O desiludido eleitor passa quase quatro anos maldizendo os candidatos que receberam seu voto na eleição passada. Verifica que o vereador foi omisso na Câmara. Isso quando não protagonizou alguma trapalhada durante as sessões. Quanto ao prefeito, apesar do alto índice de aprovação nas pesquisas, também deixou a desejar em alguns aspectos.
Faz tempo que o desapontado eleitor só pensa em cassar o voto. As atitudes desabonadoras dos políticos em ação são inumeráveis. A melhor saída então seria anular o voto em outubro. No entanto, eis que surge a figura do candidato caçando votos na rua.
Cada qual de seu canto veste a máscara que lhe convém. O cético eleitor estava tranquilo na antiga Praça D. Pedro II na manhã do último sábado. A intenção era comprar uma mercadoria barata na banca de algum camelô. De repente, não mais que de repente, surge uma dupla afável em sua frente. Um pega na sua mão. Outro bate em seu ombro ao mesmo tempo.
Sorrisos largos se espalham ao redor. O antes ignorado eleitor fica perplexo ao ser reconhecido. Diante da máscara sorridente da dupla de candidatos a prefeito e a vice, o eleitor já se sente lisonjeado. Não pensa mais em cassar o seu valioso voto no dia da eleição. O ato de caçar votos dos candidatos suplantou a sua incredulidade.

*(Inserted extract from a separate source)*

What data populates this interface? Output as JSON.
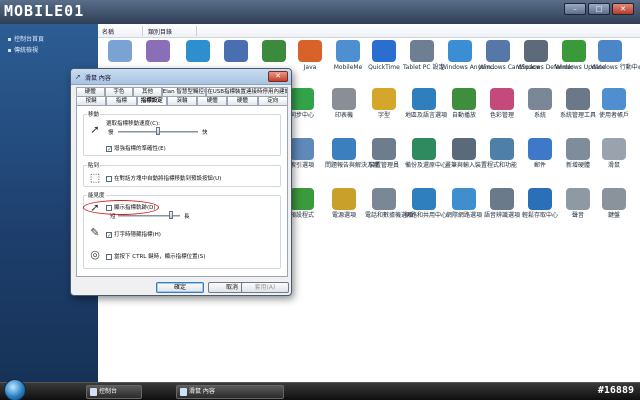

Feita as pazes com a política, o agora nobre eleitor continuou o seu caminho. Depois de atravessar o calçadão da Marechal Deodoro, começou a ouvir forte barulho musical. Na frente da comitiva, seguia um homem de branco, usando chapéu-coco. Não fosse esse último detalhe, juraria se tratar de um médico. Ainda bem que o desfile estava ali na Praça Central. Se fosse lá, na feira dos camelôs, em frente à Santa Casa, coitado dos pacientes.
Logo o eleitor percebeu que o homem de branco era médico mesmo e candidato também. Na sua conversa, enfatizou o cuidado que vai dispensar à saúde, à educação e, de quebra, ao trânsito. Isso bastou para balançar a cabeça do eleitor. Em quem votar agora? A dúvida está instalada no seu imaginário. O melhor era ir para a feira-livre. Resta ainda comprar a mistura de domingo.
Na Estação, o eleitor resolve comer um pastel antes de ver legumes e verduras. Não é que da fila para pagar o salgado, divisa dois homens comendo pastéis. De onde os conhece? Busca na memória, olha para os dois ali sentados. Até recebe um acanhado aceno de mãos. Lembra-se. Não faz muito tempo, viu esses dois em alguma repartição de saúde.
Puxa! Essa dupla era diferente, lá na repartição. Tinha uma carranca daquelas. Parece que nem gostava de ouvir quem chegasse perto. Agora, está rindo. O que será que aconteceu? Que milagre foi esse? Santa eleição!